The case of Prophet PLC v Huggett [2014] EWCA Civ 1013 concerned a restrictive covenant which attempted to restrict Mr Huggett from competing with software manufacturer, Prophet PLC, when he left the business “in connection with any products…which he was involved whilst employed.”  As he would only have been involved in working with Prophet PLC’s proprietary software during his employment, the restrictive covenant – when read literally – provided no protection for Prophet.  Once Mr Huggett began working for a competitor, he would no longer be dealing with Prophet’s software but with that of the competitor.

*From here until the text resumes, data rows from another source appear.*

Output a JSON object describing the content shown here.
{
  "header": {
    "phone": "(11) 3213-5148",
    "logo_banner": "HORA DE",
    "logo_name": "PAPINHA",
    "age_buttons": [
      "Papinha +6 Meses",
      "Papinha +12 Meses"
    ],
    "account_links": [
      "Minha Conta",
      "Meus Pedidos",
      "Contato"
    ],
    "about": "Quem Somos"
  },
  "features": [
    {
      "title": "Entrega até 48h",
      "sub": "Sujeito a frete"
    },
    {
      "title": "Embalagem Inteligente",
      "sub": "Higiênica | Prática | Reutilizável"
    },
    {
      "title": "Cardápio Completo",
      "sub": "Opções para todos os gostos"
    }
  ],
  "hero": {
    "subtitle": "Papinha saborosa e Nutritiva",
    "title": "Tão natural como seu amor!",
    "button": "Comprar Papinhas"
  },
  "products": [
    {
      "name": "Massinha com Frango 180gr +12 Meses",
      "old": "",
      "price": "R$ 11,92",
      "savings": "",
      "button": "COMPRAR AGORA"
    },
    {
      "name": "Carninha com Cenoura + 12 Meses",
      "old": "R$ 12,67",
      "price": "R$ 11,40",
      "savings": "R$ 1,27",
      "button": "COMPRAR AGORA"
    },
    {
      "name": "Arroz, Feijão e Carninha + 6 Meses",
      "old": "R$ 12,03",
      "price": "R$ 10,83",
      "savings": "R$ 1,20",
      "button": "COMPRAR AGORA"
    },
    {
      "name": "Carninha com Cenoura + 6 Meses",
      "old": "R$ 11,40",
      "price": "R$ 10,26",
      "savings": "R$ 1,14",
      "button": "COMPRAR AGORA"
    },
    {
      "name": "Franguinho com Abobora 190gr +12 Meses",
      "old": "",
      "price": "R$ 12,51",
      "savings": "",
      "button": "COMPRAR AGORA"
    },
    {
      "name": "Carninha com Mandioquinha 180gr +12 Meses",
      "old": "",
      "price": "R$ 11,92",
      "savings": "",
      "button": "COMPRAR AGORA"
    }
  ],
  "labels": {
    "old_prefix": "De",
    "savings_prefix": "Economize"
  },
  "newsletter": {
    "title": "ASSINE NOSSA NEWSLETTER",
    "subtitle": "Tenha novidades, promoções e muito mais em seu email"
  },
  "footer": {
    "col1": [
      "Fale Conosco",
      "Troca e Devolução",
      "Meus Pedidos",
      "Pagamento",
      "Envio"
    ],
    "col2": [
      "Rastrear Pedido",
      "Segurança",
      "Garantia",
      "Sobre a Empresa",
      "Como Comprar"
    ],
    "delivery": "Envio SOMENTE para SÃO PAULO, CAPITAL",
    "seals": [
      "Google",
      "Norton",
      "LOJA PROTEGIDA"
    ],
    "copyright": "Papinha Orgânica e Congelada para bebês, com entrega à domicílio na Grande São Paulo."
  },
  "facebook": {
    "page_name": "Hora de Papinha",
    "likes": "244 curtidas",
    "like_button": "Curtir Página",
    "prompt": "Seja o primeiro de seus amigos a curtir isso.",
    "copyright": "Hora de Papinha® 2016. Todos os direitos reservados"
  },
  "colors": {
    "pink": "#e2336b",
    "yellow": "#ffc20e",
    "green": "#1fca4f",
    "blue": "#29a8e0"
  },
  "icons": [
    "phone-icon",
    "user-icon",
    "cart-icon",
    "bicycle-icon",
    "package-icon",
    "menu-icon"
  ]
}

Generally, any ambiguity in the wording of a non-compete restriction will be interpreted by the Court against the party in whose favour it is drafted.  Such restrictions in a sale agreement, particularly where they apply to individuals, are onerous obligations – they interfere with a seller’s ability to earn a living after the sale if he no longer works for the buyer.  If the restriction is too onerous, all or part of the offending clause may be struck out of the agreement – a judge would not normally re-write it to something reasonable.  Similarly, if the restriction is ineffective, the Court would not look to amend the wording to enable it to operate correctly.

Given this, the High Court decision reached in the Prophet case was surprising.  The literal interpretation of the restriction was clear, although it did not work in the way Prophet PLC intended.  Despite this, and as the provision could not be amended merely by striking out part of the clause, the judge was prepared to add the words “or similar thereto” to the restriction, effectively preventing Mr Huggett from working in a competing software business.  The basis of the decision was that the wording introduced must have been what the parties had intended; restricting Mr Huggett from working with competing software products was the “true” meaning of the clause.   

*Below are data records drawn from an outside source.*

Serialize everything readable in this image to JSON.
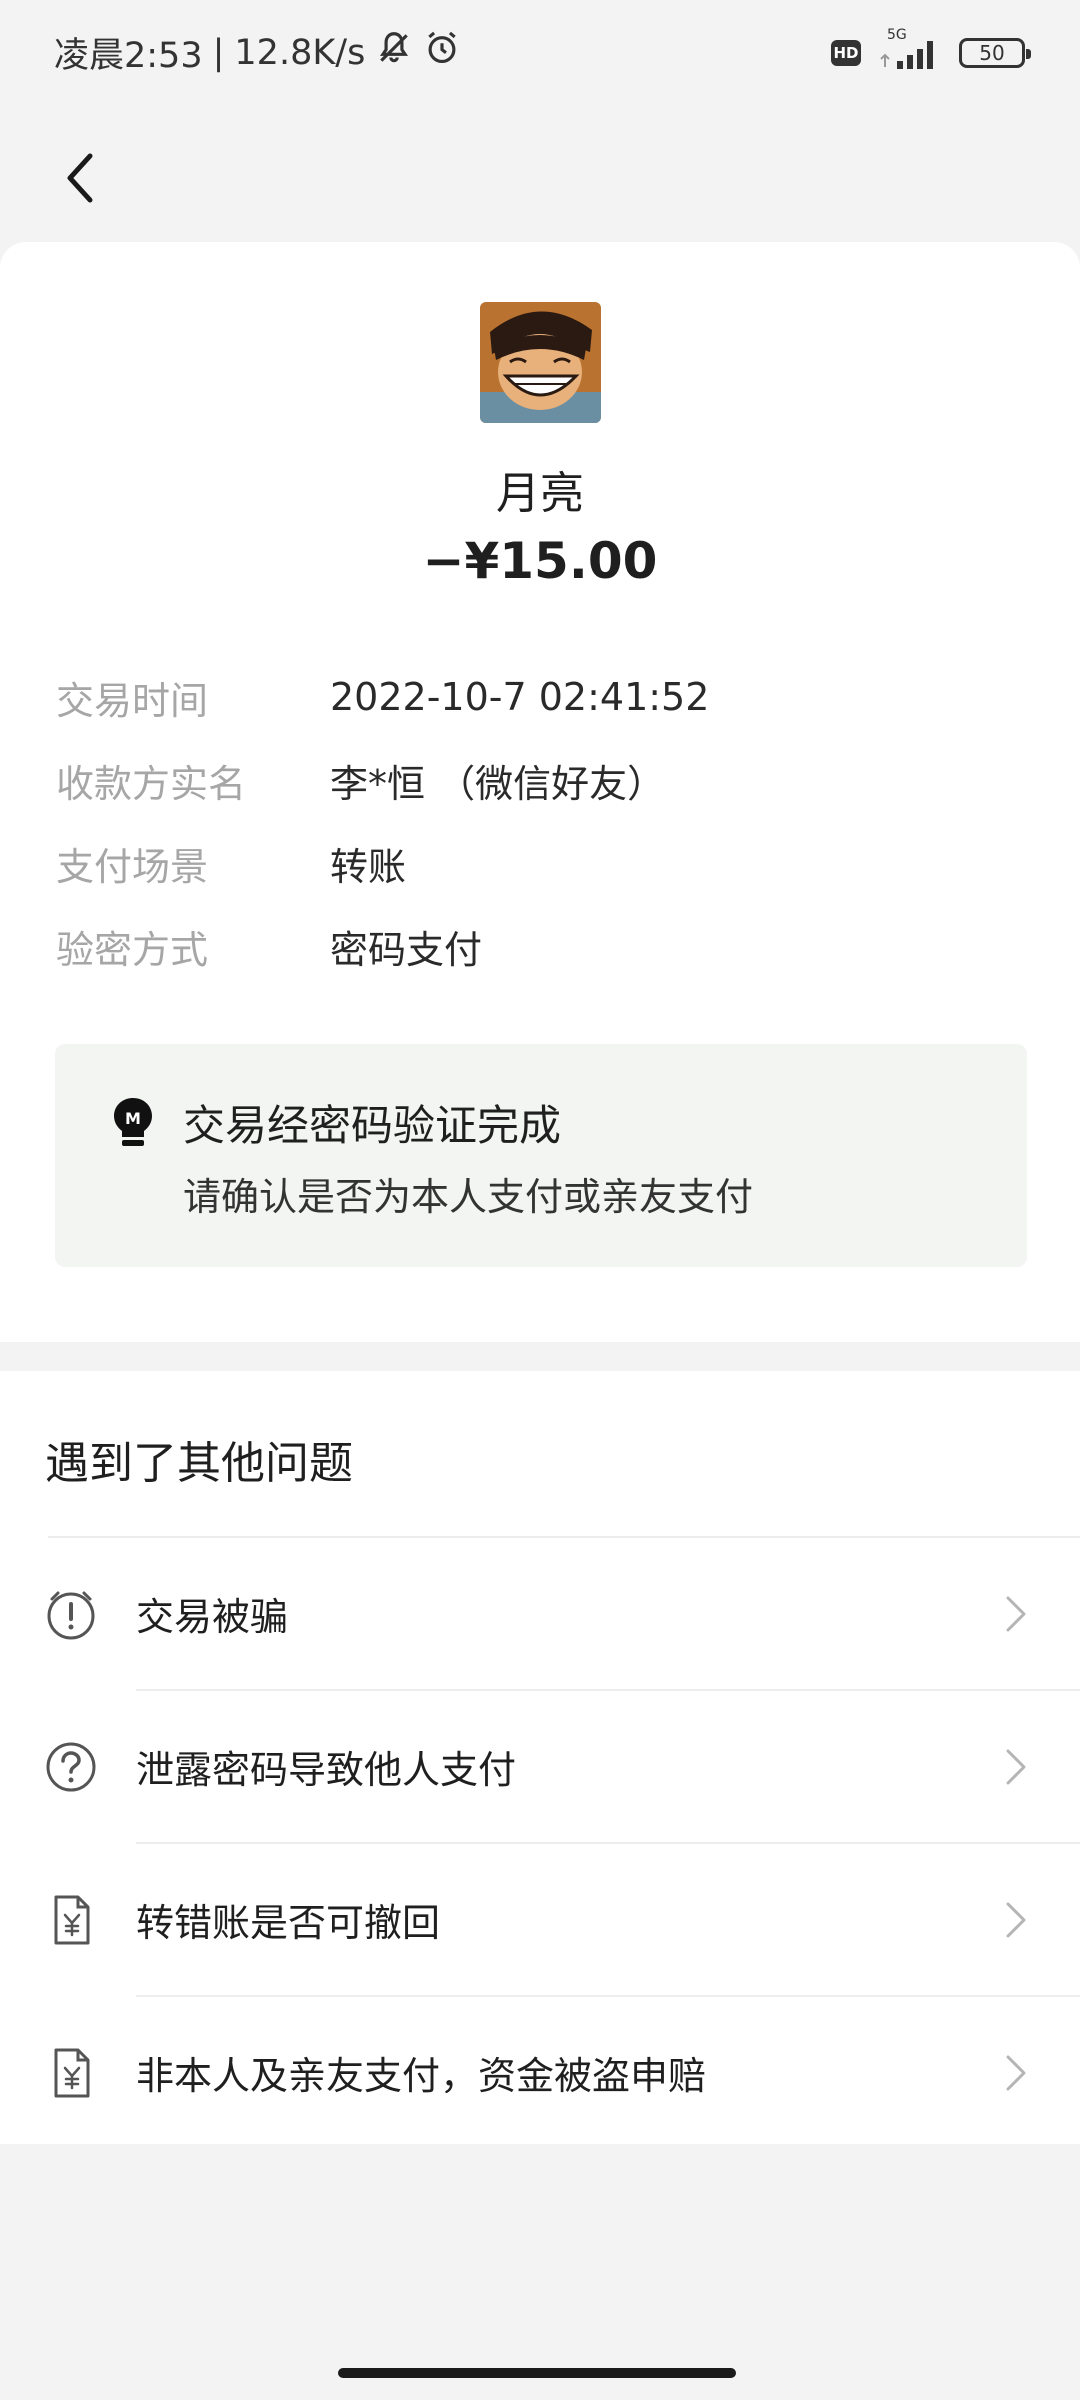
{
  "status_bar": {
    "time": "凌晨2:53",
    "separator": "|",
    "net_speed": "12.8K/s",
    "hd": "HD",
    "network": "5G",
    "battery": "50"
  },
  "payee": {
    "name": "月亮",
    "amount": "−¥15.00"
  },
  "details": [
    {
      "label": "交易时间",
      "value": "2022-10-7 02:41:52"
    },
    {
      "label": "收款方实名",
      "value": "李*恒 （微信好友）"
    },
    {
      "label": "支付场景",
      "value": "转账"
    },
    {
      "label": "验密方式",
      "value": "密码支付"
    }
  ],
  "notice": {
    "title": "交易经密码验证完成",
    "subtitle": "请确认是否为本人支付或亲友支付"
  },
  "issues": {
    "title": "遇到了其他问题",
    "items": [
      {
        "label": "交易被骗",
        "icon": "alert-clock-icon"
      },
      {
        "label": "泄露密码导致他人支付",
        "icon": "question-circle-icon"
      },
      {
        "label": "转错账是否可撤回",
        "icon": "yuan-doc-icon"
      },
      {
        "label": "非本人及亲友支付，资金被盗申赔",
        "icon": "yuan-doc-icon"
      }
    ]
  },
  "colors": {
    "background": "#f3f3f3",
    "card": "#ffffff",
    "label_gray": "#a6a6a6",
    "notice_bg": "#f2f5f2"
  }
}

This line of reasoning was rejected by the Court of Appeal, which allowed Mr Huggett’s appeal.  If a contractual provision is ambiguous and has two interpretations – the first making the provision absurd and/or useless and the second making it commercially sensible and/or effective – a court will usually adopt the second approach.  However, this only applies where the provision is “truly ambiguous and admits of clear alternatives as to the sense the parties intended to achieve”.  Where the wording is unambiguous but wrong (as in the Prophet case), the Court will not re-engineer the clause or correct bad draftsmanship.

In short, a buyer who may want to rely on post-completion non-compete restrictions should always ensure these are drafted in such a way so as to be unambiguous and fully protect the buyer and the business being acquired.